Children can bring the coronavirus home to their families. Over 120,000 children in the United States have been orphaned by COVID-19 as of June 2021 (9,10). Among them, two- to threefold more are Native American, Black or Latino than White children (10). In our state, age-adjusted death rates of Latino and Black residents have been threefold higher than those of White residents (11) – even more shocking because worse than the terrible national average. Universal masking in schools is another way in which protecting all, protects those at highest risk.

Julia Koehler, MD

Supporting Mary Tamer for District 6

Dear Editor:

As a longtime educator in the Boston Public Schools – at both Boston Latin Academy and the West Roxbury Education Complex – I understand how much our families depend on a high quality education. But I also understand the persistent challenges that remain within BPS:  deep inequities in access to high quality schools, persistent opportunity and achievement gaps, inconsistent engagement with families, and crumbling buildings following decades of underinvestment.

I endorse Mary Tamer in the District 6 City Council race because she understands this, too, and will do everything she can as a member of the City Council to press for urgent action on behalf of families in Jamaica Plain, West Roxbury, and the surrounding neighborhoods.

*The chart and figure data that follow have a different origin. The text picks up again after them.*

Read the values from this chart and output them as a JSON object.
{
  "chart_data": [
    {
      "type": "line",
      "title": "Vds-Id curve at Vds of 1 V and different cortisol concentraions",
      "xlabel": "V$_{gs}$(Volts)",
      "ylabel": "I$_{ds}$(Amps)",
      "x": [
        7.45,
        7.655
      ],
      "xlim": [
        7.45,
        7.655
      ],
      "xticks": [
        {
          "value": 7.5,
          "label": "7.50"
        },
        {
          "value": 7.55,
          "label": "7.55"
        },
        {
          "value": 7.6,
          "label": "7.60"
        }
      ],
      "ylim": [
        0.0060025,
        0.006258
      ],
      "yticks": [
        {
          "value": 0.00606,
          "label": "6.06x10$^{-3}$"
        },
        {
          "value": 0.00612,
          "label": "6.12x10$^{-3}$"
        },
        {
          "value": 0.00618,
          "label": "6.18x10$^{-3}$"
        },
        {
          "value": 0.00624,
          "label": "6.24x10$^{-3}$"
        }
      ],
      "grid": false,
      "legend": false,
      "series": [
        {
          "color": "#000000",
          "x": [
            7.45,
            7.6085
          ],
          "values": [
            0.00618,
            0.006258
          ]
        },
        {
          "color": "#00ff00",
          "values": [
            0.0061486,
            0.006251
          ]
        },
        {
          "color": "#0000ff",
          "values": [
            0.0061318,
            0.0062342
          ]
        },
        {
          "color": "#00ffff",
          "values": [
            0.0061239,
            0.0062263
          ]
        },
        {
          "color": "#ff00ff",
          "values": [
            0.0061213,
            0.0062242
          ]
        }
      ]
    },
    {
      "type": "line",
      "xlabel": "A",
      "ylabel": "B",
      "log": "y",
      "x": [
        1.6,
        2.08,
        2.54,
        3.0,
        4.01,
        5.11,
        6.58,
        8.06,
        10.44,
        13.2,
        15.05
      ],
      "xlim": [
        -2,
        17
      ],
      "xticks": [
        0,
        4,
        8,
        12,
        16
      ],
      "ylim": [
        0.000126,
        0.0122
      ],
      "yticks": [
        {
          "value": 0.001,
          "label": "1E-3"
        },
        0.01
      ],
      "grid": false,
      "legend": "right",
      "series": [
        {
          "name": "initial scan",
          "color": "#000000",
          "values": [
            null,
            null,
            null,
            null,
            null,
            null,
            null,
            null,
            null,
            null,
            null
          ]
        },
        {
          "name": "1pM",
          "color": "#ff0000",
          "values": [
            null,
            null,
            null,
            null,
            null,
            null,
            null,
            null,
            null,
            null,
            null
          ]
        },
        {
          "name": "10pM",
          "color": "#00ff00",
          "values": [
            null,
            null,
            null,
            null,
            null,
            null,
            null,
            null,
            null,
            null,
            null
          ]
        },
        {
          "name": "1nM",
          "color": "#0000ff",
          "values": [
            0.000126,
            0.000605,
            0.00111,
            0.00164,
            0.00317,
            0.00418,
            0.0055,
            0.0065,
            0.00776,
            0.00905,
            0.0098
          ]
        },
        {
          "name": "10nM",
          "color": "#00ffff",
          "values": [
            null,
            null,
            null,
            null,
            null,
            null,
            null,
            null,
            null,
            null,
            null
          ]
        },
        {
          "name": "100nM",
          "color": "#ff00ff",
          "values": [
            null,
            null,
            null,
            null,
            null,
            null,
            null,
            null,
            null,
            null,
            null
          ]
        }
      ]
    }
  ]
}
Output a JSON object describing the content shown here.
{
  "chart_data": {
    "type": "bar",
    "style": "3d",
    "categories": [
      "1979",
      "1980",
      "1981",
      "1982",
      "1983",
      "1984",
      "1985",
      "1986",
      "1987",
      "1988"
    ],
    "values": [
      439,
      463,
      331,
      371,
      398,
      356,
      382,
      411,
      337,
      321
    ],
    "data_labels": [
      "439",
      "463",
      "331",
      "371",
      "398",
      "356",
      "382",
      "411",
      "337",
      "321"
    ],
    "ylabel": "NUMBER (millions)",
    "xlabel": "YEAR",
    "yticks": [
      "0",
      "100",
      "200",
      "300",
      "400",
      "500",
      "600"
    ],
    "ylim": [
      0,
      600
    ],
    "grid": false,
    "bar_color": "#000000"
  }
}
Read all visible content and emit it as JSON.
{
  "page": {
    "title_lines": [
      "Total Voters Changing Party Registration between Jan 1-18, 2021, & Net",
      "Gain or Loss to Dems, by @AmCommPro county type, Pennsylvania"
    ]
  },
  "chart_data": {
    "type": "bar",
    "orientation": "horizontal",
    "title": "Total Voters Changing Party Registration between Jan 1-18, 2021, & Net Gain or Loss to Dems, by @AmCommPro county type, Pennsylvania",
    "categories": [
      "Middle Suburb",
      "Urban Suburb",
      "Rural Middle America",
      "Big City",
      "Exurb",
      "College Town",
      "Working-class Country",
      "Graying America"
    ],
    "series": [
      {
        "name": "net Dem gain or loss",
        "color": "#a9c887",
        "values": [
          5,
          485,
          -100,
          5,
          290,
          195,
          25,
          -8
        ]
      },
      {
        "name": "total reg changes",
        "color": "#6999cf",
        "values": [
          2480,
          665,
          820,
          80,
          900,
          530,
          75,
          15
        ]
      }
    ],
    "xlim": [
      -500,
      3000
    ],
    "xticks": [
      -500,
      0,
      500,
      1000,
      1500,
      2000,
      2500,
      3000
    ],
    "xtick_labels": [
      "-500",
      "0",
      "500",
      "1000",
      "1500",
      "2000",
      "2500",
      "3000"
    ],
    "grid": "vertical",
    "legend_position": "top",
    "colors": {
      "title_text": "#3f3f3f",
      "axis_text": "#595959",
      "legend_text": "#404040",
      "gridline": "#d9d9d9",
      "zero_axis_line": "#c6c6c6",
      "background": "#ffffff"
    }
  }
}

As a former School Committee member herself, and someone who has dedicated most of her professional life to advocating for strong public schools, Mary brings the leadership, vision, and experience to represent our neighborhoods and address the challenges our city is facing – especially in our public schools.

Having just run in the District 6 preliminary election, I know that Mary and I share the same commitment to Boston’s children, and to actively working with families and organizations in our community to improve our schools.